IE 11 is not supported. For an optimal experience visit our site on another browser.

What if Obama nominates a Republican for the Court?

Senate Republicans intend to maintain a Supreme Court blockade against any nominee. But if Obama nominates a Republican, things will get ... tricky.
File Photo: Nevada Gov. Brian Sandoval speaks during the Republican National Convention at the Tampa Bay Times Forum on August 28, 2012 in Tampa, Florida. (Photo by Chip Somodevilla/Getty Images, File)
File Photo: Nevada Gov. Brian Sandoval speaks during the Republican National Convention at the Tampa Bay Times Forum on August 28, 2012 in Tampa, Florida.
One of the under-appreciated aspects of President Obama's tenure has been how extraordinarily bipartisan he's been in key personnel decisions. Congressional Republicans like to see Obama as some kind of out-of-control partisan, but by any sensible metric, looking at his appointments, he's actually been the most bipartisan president in modern American history.
The first hint of what was to come was when then-President-Elect Obama asked Bob Gates, the Bush/Cheney Defense Secretary, to stay on at his post. (Obama would later have another Republican, former Sen. Chuck Hagel, serve in the same position.) In the months and years that followed, the Obama White House kept giving Republicans key positions throughout his administration -- from FBI director to cabinet secretaries to ambassadorships.
No modern president has gone further than this one to put members of the other party in positions of influence on his own team. This, however, would take the dynamic to a whole new level.
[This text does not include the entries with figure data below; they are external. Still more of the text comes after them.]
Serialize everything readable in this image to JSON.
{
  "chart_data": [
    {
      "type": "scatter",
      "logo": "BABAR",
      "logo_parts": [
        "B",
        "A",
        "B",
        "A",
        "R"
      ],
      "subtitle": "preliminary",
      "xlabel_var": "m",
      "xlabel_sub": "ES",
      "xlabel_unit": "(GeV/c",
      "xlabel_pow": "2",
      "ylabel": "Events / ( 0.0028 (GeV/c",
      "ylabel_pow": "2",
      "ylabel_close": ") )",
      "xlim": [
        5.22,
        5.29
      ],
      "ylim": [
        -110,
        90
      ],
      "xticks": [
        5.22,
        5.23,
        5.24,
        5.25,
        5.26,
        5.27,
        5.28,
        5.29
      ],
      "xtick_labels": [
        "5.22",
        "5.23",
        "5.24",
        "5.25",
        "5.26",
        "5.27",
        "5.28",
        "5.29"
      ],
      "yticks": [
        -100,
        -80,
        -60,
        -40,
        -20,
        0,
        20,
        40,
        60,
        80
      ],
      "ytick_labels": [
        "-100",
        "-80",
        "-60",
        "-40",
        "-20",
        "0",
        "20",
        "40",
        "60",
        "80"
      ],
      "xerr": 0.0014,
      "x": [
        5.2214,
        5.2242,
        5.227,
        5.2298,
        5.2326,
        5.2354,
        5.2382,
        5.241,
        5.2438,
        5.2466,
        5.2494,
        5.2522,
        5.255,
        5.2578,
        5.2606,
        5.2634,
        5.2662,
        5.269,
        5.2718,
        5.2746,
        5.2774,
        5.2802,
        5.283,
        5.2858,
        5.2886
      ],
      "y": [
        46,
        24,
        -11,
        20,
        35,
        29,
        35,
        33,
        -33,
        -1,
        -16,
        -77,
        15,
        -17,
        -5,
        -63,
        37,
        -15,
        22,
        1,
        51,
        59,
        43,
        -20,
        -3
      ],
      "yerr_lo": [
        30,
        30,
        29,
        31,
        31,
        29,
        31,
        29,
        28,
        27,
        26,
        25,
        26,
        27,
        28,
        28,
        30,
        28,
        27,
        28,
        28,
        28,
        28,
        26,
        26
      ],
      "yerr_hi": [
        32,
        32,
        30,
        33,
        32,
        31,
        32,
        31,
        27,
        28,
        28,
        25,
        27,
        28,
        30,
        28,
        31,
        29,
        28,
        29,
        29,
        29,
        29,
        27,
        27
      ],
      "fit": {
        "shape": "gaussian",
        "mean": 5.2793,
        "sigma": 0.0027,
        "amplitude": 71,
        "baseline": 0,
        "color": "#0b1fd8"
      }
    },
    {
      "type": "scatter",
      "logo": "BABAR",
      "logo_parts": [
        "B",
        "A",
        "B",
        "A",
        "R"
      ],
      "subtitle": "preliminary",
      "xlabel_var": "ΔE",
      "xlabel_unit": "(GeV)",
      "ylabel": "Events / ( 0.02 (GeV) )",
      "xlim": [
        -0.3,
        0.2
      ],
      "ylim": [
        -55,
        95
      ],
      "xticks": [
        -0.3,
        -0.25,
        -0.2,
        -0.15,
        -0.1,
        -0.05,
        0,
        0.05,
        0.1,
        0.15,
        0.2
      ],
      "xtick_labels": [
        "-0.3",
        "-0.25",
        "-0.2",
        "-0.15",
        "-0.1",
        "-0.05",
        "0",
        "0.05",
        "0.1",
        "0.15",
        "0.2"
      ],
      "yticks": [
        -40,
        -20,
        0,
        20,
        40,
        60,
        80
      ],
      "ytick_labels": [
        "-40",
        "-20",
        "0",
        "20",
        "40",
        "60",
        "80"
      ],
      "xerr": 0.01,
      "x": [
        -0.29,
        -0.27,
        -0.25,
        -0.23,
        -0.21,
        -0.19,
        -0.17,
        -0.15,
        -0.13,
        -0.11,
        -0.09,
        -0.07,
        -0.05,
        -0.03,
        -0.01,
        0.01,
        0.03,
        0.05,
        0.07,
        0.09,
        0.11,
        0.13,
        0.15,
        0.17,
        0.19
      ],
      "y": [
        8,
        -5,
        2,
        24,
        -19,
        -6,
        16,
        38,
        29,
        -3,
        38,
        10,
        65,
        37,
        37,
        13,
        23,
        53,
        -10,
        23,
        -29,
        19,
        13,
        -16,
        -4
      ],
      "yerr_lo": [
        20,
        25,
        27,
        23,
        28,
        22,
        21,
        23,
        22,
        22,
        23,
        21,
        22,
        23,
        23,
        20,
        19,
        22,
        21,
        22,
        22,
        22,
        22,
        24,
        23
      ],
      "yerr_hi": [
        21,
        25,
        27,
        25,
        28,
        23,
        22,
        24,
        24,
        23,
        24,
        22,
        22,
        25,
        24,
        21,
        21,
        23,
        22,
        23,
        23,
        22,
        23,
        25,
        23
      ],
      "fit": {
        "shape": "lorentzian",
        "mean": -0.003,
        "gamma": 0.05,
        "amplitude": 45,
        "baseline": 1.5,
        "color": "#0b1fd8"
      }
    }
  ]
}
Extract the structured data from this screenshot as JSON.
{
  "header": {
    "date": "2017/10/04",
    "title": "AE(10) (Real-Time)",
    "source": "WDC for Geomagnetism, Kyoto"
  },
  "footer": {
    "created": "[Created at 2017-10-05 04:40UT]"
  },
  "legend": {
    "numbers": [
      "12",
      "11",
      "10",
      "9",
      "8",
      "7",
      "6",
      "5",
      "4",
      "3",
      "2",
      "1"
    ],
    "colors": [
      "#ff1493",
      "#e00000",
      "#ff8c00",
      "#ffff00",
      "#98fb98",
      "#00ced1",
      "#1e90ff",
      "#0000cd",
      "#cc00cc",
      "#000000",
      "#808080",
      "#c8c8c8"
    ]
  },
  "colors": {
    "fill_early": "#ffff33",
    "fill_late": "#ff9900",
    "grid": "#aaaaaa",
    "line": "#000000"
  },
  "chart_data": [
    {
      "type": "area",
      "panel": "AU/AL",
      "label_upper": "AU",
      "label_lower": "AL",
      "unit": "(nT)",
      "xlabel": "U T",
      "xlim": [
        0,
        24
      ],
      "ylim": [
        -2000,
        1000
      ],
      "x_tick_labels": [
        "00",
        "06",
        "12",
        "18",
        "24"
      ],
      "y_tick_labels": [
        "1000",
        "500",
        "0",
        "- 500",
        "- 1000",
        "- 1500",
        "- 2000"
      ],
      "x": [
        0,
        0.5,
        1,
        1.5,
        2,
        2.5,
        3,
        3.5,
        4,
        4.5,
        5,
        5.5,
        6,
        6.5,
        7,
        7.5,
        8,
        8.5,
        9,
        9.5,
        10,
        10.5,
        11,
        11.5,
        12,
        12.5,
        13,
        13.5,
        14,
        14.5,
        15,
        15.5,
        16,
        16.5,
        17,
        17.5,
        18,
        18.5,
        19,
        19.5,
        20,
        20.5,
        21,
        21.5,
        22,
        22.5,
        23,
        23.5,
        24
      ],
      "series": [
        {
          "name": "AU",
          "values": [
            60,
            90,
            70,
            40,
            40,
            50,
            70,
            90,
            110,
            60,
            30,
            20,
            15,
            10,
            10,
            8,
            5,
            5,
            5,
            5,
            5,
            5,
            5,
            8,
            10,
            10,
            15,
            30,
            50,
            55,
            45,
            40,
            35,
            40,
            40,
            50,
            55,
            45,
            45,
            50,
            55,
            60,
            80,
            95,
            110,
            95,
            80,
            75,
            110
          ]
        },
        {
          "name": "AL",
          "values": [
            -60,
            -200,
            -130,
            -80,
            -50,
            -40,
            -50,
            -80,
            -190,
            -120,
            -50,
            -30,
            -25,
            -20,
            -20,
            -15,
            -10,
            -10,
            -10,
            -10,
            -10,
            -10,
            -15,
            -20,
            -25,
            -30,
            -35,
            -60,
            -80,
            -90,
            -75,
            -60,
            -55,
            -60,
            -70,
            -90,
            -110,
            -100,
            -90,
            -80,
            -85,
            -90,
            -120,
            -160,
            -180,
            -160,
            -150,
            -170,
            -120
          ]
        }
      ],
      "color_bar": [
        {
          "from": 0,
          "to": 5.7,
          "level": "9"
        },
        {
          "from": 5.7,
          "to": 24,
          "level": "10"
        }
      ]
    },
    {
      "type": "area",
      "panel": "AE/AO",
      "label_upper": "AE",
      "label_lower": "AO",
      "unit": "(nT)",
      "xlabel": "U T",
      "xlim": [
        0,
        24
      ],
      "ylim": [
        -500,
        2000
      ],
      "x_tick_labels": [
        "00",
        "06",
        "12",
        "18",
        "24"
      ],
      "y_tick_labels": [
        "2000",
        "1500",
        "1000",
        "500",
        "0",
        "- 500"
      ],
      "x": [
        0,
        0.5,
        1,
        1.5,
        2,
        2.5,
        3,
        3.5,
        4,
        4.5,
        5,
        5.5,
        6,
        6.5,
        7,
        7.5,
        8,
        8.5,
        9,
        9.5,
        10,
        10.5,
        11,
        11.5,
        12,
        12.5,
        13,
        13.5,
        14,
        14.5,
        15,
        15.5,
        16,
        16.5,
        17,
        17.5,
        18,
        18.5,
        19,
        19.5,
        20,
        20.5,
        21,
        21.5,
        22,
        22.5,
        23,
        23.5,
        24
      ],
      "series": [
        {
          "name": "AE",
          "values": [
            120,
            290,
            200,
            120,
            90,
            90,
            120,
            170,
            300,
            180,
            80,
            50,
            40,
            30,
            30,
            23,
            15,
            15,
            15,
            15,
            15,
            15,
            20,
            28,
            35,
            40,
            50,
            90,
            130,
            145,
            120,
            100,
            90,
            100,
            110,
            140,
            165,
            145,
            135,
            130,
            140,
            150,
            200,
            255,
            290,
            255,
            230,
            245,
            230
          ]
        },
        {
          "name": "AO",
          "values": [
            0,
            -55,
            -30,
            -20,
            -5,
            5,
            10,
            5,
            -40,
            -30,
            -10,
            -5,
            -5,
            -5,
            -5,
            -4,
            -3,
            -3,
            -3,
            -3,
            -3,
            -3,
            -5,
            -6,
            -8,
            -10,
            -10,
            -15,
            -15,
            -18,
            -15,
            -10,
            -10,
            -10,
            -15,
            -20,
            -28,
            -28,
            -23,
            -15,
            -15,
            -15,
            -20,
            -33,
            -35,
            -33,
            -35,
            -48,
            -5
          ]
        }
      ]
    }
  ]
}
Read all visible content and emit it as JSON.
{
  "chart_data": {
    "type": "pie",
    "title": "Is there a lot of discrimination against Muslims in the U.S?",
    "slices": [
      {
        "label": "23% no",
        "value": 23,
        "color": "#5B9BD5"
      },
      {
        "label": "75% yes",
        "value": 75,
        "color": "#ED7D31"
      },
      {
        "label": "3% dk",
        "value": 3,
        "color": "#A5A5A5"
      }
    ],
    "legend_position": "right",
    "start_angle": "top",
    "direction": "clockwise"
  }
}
Brian Sandoval, the centrist Republican governor of Nevada, is being vetted by the White House for a possible nomination to the Supreme Court, according to two people familiar with the process. Sandoval is increasingly viewed by some key Democrats as perhaps the only nominee President Obama could select who would be able to break a Republican blockade in the Senate.

This report, published by the Washington Post this morning, has been confirmed by NBC News, which also spoke to a source familiar with the White House' vetting process.
If the idea of a Sandoval nomination sounds vaguely familiar, we talked briefly last week about Sen. Dean Heller (R-Nev.) suggesting Sandoval, his home-state governor, as a possible Supreme Court nominee.
Were Sandoval to get the nomination, it'd be the basis for a political fight unlike anything we've seen in a long while.
For those unfamiliar with the Nevada governor's background, it's worth emphasizing that by 2016 standards, Sandoval is out of step with many of his party's key positions. The Nevada Republican, who's also a former federal judge, embraced the Affordable Care Act, supports abortion rights, made no effort to oppose marriage equality, and has approved tax increases to pay for improved public education.
This is not to say he's some kind of Republican In Name Only -- Sandoval is also pretty far to the right on guns and issues related to labor unions -- but by contemporary standards, the governor has not been a part of his party's increasing radicalization.
For Obama, the idea of nominating Sandoval has some understandable appeal. Senate Republicans have already decided on an unprecedented court blockade, and having a Latino GOP governor as the nominee would test the Republican commitment to that posture in some fascinating ways.
Don't forget, however, that the partisan uncertainty would extend to Democrats as well. Why, some Senate Dems would likely wonder, should a Democratic president accommodate Republican extremism by nominating a Republican for the Supreme Court? If a Democrat wins the White House in this year's elections, wouldn't he or she nominate a more progressive choice in 2017?
Ordinarily, I'm reluctant to pay too much attention to "who will the president choose?" speculation, though I'll confess Sandoval would be the kind of curveball that jolts the political world in unpredictable ways. Watch this space.